Only controls marked **live** are saved into presets and auto-save; debug-only controls
are excluded. Loading starts from schema defaults, drops unknown keys, falls back to
defaults for missing ones, and normalizes a few legacy fields forward. Adding a new live
control with a correct default is usually safe; renaming or removing a persisted key needs
explicit migration.

### Visualization method

`raymarch` is the only supported method. Legacy values (`fullscreen-volume`, `cymatics-2d`)
collapse to `raymarch` at ingress. The field is kept as a constant for forward
compatibility; there is no user-facing visualizer selector.

### Performance profile

Three values: `auto` (adaptive step-budget behavior on), `custom` (adapts toward an explicit
frame budget), and `max-quality` (step-budget adaptation off). Persisted control/config
ingress still migrates the legacy `none` alias to `max-quality`; live render profiles stay
canonical.
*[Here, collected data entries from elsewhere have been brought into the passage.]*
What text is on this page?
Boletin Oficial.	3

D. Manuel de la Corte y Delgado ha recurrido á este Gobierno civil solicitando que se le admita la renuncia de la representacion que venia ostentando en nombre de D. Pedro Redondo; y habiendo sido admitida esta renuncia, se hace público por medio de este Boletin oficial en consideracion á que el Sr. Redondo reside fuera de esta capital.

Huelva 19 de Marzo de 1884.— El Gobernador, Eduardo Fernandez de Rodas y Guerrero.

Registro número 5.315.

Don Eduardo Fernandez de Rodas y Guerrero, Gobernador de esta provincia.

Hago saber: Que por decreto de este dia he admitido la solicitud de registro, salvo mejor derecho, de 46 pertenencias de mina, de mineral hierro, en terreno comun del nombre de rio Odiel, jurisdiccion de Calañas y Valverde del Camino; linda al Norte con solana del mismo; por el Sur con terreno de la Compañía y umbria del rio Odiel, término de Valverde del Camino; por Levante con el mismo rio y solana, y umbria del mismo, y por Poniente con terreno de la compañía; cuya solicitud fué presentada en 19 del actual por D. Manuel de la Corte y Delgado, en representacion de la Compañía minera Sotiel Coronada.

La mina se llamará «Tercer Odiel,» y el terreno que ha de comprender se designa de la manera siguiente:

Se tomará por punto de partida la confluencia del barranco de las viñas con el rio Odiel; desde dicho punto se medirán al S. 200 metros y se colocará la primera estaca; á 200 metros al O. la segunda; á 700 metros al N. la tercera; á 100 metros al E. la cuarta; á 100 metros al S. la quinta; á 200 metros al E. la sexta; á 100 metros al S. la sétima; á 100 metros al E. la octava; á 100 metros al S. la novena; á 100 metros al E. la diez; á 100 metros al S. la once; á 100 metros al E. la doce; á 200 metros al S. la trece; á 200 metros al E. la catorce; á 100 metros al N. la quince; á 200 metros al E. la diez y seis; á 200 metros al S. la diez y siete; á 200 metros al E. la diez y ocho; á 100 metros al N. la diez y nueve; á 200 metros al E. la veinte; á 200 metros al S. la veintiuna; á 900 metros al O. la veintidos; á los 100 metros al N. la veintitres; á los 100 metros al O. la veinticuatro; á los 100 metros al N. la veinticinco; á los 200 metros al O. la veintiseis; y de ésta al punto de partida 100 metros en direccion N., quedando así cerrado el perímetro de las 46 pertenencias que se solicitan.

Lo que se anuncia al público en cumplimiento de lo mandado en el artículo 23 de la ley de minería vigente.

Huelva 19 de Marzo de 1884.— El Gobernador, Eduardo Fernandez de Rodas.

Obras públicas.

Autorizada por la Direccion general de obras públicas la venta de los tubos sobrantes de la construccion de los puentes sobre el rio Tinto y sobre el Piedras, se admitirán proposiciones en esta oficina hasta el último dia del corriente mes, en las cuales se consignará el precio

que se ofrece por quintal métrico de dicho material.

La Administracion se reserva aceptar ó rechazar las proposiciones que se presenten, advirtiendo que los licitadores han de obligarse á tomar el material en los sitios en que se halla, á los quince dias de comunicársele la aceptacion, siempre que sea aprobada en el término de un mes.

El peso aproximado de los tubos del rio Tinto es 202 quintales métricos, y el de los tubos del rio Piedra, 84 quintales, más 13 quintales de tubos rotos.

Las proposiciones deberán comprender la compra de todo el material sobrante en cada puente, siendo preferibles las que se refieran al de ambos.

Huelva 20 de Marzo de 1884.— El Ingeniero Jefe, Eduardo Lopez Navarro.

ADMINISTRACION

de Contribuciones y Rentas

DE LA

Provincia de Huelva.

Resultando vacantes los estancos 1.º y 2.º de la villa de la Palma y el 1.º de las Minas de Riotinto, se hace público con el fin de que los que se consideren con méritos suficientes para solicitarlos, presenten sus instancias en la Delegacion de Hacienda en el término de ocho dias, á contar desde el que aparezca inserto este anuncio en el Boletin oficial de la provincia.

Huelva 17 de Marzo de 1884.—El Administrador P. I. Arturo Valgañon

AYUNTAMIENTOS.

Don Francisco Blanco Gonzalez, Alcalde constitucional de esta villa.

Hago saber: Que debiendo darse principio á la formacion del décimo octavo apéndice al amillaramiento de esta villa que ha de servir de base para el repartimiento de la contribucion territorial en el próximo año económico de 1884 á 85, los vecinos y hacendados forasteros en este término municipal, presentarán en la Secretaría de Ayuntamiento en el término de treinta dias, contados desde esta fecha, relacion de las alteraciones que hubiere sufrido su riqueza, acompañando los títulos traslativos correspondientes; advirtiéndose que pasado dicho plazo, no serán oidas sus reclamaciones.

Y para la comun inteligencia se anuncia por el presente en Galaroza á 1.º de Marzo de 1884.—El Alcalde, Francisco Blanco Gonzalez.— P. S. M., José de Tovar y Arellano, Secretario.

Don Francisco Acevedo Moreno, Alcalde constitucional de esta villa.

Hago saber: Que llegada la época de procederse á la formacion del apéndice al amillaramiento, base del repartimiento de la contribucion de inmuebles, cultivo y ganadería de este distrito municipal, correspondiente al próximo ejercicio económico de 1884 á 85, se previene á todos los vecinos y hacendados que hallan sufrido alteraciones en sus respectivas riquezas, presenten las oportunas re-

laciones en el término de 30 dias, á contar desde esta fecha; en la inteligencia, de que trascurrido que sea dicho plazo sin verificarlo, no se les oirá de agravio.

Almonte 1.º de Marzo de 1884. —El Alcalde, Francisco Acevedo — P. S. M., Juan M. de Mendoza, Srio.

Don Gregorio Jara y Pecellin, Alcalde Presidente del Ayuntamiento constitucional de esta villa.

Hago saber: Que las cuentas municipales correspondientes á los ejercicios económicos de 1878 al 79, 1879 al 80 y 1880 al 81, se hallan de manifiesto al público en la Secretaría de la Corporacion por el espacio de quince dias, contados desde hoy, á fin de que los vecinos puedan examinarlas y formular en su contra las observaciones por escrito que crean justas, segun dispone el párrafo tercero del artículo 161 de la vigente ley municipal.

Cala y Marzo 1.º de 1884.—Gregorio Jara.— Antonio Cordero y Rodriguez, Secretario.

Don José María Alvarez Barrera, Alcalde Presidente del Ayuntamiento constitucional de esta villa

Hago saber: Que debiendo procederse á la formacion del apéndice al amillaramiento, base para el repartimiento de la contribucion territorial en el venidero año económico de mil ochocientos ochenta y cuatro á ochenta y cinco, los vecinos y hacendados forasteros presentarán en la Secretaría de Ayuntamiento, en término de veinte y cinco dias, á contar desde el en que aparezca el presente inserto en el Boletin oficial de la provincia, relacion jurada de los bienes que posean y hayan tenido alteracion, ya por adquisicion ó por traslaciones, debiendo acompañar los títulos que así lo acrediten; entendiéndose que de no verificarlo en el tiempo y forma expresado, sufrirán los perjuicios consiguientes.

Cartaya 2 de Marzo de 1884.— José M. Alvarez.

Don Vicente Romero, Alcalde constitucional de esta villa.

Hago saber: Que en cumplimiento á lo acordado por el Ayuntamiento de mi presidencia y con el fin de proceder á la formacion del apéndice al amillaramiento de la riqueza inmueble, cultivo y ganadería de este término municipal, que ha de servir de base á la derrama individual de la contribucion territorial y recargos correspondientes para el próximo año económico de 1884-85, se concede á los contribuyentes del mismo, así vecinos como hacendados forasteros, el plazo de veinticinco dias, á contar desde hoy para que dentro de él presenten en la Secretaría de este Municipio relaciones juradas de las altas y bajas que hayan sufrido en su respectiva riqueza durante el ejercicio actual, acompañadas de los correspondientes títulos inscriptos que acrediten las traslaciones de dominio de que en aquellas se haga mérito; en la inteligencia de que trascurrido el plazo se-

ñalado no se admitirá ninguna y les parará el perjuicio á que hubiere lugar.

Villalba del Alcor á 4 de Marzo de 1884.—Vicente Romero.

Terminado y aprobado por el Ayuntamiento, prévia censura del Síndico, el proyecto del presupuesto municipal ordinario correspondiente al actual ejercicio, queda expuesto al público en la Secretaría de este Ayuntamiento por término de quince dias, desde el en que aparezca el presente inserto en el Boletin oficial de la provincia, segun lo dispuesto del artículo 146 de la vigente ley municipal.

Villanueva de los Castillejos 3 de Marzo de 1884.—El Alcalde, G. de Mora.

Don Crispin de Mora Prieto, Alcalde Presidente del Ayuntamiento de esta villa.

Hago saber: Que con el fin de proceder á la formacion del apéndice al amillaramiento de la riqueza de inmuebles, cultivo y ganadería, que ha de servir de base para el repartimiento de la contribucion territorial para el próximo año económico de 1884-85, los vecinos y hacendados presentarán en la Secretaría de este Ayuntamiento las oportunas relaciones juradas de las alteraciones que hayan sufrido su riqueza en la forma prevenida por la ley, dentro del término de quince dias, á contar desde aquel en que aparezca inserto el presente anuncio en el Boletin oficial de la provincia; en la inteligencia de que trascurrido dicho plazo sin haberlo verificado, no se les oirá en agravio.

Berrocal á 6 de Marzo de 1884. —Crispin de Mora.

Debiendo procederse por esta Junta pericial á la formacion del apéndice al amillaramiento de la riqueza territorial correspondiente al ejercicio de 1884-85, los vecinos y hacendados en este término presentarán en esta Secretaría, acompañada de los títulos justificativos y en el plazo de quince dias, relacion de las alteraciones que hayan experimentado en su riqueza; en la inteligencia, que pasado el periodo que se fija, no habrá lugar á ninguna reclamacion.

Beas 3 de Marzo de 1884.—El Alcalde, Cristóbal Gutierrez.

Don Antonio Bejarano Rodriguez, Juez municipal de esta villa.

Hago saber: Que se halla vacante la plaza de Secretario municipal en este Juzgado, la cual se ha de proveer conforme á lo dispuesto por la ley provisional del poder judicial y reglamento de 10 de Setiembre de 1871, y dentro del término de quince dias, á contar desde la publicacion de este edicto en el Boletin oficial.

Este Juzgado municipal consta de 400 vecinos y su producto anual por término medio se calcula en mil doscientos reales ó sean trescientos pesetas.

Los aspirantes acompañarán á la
The user-facing wording is "Performance Profile," but some compatibility fields
still use `qualityPreset` or `renderQualityPreset` — treat those as naming vocabulary that
still matters, not as free renames.

### Input semantics

Line-feed / system input and acoustic-microphone input are intentionally distinct analysis
paths; collapsing them into a single live-input mode is high-risk. Within acoustic-mic
input, the **Voice** and **Ambient** profiles are small policy deltas over one shared
engine, not separate analyzers. Source confidence is input evidence only — it does not
grant render authority.

### Spectral Light color

Color is part of audio interpretation: it is produced before the render boundary and
carried through the modal color slots, never reconstructed from raw FFT bins inside the
renderer. A color value must not promote a mode on its own. The detailed Spectral Light
architecture lives in the engine whitepaper.

## Changing the engine safely

Before moving a boundary, ask whether the change is **semantic** or an **implementation
detail**, whether the value crosses persistence or host boundaries, and whether tests
already assert its shape. Prefer normalization layers and dual-read compatibility over
broad renames — string churn at these boundaries is how cross-host breakage happens.